Only last month, a 25-year-old woman allegedly killed her newborn girl by banging its head on the floor of her home in Kasimedu. This after, her husband chastised her for giving birth to a girl child for the second time. According to reports, the woman feared that her husband would desert her as he had been picking up fights with her following the birth of the child.

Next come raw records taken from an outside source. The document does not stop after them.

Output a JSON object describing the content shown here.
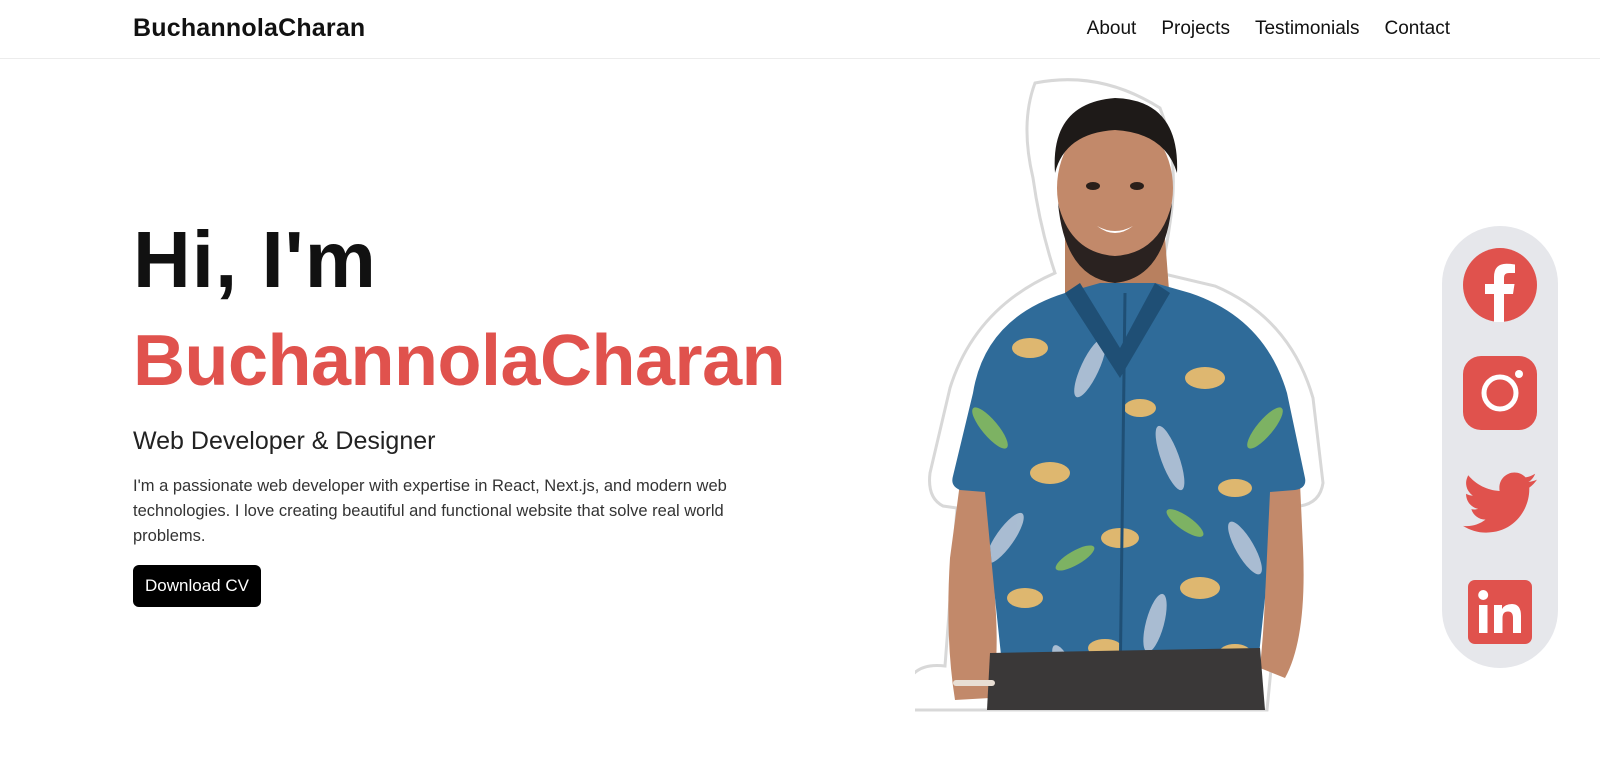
{
  "header": {
    "brand": "BuchannolaCharan",
    "nav": [
      "About",
      "Projects",
      "Testimonials",
      "Contact"
    ]
  },
  "hero": {
    "greeting": "Hi, I'm",
    "name": "BuchannolaCharan",
    "role": "Web Developer & Designer",
    "bio": "I'm a passionate web developer with expertise in React, Next.js, and modern web technologies. I love creating beautiful and functional website that solve real world problems.",
    "cta_label": "Download CV"
  },
  "social": {
    "icons": [
      "facebook-icon",
      "instagram-icon",
      "twitter-icon",
      "linkedin-icon"
    ]
  },
  "colors": {
    "accent": "#e0524d",
    "dark": "#000000",
    "social_bg": "#e6e7eb"
  }
}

And while the mother claimed that child had died due to breathlessness, the post mortem report revealed that the child had died due to injuries to the head.

In 1992, widespread female infanticide in Madurai had prompted the then CM J Jayalalithaa-led government to introduce the Cradle Baby Scheme. Families that did not want a girl child could leave them in cradles placed in hospitals. They were then handed over to specialised adoption agencies through the child welfare committees. The state has, at present, ten reception centers in various districts that act as reception centres. Tamil Nadu government’s flagship Cradle Baby Scheme has saved 5,128 infants, including 4,111 girls so far.